Rodney Harrison Retiring—Begins Broadcasting Gig

Aaron DodgeAnalyst IJune 2, 2009

MINNEAPOLIS, MN - OCTOBER 30:  Safety Rodney Harrison #37 of the New England Patriots rests on the field during the game against the Minnesota Vikings on October 30, 2006 at the Metrodome in Minneapolis, Minnesota. The Patriots won 31-7. (Photo by Stephen Dunn/Getty Images)

The Boston Herald's John Tomase is reporting that Rodney Harrison plans to formally announce his retirement tomorrow. Tomase goes on to report that Harrison will also be introduced by NBC as the newest member of their broadcast team.

Harrison's retirement will cap a career which spanned 15 seasons split between the San Diego Chargers (1994-2002) and the New England Patriots (2003-2008). He was on two of the Patriots Super Bowl winning teams, even sealing the 24-21 victory against the Eagles in 2004 with one of his two interceptions of Donavan McNabb that night.

His career numbers are almost as impressive as his on-field legacy. He compiled 1,198 tackles, 30.5 sacks, 34 interceptions, 16 forced fumbles, and two scores. He is the only player in NFL history to have reached the achievement of 30 sacks and interceptions in his career.

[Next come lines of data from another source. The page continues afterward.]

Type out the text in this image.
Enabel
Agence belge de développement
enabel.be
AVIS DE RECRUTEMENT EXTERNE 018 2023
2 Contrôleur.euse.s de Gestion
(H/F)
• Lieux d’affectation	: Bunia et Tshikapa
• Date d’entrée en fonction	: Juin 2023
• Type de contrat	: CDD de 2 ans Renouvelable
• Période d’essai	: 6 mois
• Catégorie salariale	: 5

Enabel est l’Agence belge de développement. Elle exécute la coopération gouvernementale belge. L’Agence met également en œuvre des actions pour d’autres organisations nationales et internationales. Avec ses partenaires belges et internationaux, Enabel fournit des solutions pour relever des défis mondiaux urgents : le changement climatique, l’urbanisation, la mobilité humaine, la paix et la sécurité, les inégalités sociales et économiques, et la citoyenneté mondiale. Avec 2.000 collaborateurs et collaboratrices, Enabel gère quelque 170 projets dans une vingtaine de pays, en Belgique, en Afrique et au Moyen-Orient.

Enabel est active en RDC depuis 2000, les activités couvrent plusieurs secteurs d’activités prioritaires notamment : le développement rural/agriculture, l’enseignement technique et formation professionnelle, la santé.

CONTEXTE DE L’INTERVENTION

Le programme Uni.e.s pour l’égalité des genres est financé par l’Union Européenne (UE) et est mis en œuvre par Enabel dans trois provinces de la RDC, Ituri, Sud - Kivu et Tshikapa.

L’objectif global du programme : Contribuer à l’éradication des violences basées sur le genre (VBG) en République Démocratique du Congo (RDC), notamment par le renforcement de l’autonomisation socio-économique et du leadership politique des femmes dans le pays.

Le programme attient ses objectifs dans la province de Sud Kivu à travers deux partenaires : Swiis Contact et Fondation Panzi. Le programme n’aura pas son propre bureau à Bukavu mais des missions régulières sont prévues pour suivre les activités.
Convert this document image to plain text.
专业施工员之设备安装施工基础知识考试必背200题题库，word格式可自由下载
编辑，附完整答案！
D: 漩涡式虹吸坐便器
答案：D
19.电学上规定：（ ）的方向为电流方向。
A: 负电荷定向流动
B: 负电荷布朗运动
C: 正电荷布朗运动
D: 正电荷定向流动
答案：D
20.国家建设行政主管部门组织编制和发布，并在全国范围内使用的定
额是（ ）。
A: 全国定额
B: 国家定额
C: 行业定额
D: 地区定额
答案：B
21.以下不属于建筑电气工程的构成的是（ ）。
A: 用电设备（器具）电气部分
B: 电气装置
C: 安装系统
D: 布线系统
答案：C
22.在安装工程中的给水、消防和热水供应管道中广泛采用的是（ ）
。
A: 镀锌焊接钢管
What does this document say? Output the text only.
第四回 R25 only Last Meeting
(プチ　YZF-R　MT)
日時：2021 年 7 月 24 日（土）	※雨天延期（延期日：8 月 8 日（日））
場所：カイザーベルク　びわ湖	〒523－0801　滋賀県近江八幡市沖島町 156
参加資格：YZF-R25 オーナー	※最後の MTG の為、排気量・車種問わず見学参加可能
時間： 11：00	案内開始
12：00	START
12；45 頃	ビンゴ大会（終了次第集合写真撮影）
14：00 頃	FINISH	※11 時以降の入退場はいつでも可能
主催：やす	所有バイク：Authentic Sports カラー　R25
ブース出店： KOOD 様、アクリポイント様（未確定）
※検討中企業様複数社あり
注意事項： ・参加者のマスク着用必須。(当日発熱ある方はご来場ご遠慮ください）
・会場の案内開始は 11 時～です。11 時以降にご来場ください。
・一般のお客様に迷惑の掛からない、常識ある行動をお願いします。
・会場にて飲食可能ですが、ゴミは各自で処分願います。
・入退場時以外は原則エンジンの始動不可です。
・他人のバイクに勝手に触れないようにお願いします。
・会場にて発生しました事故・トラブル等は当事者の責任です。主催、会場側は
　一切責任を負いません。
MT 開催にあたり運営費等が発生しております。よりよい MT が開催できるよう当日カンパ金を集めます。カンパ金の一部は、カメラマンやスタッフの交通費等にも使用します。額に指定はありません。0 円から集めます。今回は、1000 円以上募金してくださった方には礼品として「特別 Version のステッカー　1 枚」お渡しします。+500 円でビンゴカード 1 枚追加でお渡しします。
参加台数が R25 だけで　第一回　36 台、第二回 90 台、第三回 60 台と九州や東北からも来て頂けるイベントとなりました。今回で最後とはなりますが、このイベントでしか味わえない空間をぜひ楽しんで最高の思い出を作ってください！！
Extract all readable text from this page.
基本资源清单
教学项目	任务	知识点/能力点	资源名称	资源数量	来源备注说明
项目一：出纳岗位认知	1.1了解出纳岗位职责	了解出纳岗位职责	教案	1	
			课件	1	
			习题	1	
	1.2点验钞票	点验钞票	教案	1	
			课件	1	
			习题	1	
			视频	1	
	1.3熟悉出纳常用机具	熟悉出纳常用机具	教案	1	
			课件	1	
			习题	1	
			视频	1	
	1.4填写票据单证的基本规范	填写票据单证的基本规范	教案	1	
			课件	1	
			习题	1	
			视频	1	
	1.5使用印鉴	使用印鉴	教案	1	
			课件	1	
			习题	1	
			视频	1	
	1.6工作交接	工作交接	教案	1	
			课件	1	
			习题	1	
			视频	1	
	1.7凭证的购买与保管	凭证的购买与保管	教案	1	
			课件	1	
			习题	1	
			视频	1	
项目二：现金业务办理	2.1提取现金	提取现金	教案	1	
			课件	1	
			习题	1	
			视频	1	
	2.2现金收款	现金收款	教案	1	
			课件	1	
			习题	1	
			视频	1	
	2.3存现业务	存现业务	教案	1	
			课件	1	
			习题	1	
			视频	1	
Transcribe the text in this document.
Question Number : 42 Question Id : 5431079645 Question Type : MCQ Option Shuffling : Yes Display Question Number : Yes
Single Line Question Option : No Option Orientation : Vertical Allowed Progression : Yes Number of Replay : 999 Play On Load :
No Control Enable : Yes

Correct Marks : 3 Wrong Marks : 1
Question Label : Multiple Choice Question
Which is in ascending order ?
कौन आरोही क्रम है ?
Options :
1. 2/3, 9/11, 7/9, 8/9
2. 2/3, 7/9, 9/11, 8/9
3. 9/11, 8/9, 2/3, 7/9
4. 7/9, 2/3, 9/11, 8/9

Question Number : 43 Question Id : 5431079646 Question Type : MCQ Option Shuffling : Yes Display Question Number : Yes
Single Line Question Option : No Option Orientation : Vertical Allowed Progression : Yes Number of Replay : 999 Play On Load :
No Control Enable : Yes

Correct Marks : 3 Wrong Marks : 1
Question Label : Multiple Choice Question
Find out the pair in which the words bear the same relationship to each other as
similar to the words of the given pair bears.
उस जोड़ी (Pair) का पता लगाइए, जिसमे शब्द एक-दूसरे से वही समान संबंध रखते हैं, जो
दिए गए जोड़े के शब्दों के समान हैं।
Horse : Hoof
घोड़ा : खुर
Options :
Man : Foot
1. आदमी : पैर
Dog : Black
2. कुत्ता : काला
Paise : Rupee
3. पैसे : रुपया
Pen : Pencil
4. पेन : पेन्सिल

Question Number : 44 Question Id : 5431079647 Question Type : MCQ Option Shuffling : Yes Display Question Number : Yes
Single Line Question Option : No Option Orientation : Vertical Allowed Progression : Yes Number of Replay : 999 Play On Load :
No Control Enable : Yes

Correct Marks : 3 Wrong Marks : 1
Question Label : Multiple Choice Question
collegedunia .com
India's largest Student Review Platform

Statistical production is one thing, but what Rodney did on the field was a whole other animal. Harrison was a feared hitter, non-stop talker, and natural leader. His history of bone jarring hits and verbal spats with players and officials along with his winning personality all point to the player that he was, a great one.

The aging safety dealt with a rash of injuries in the last leg of his career and fought through them all until his body had enough. He will now pursue a new career in the broadcasting industry with NBC and no one should be surprised to see him excel there as well—just don't get him angry.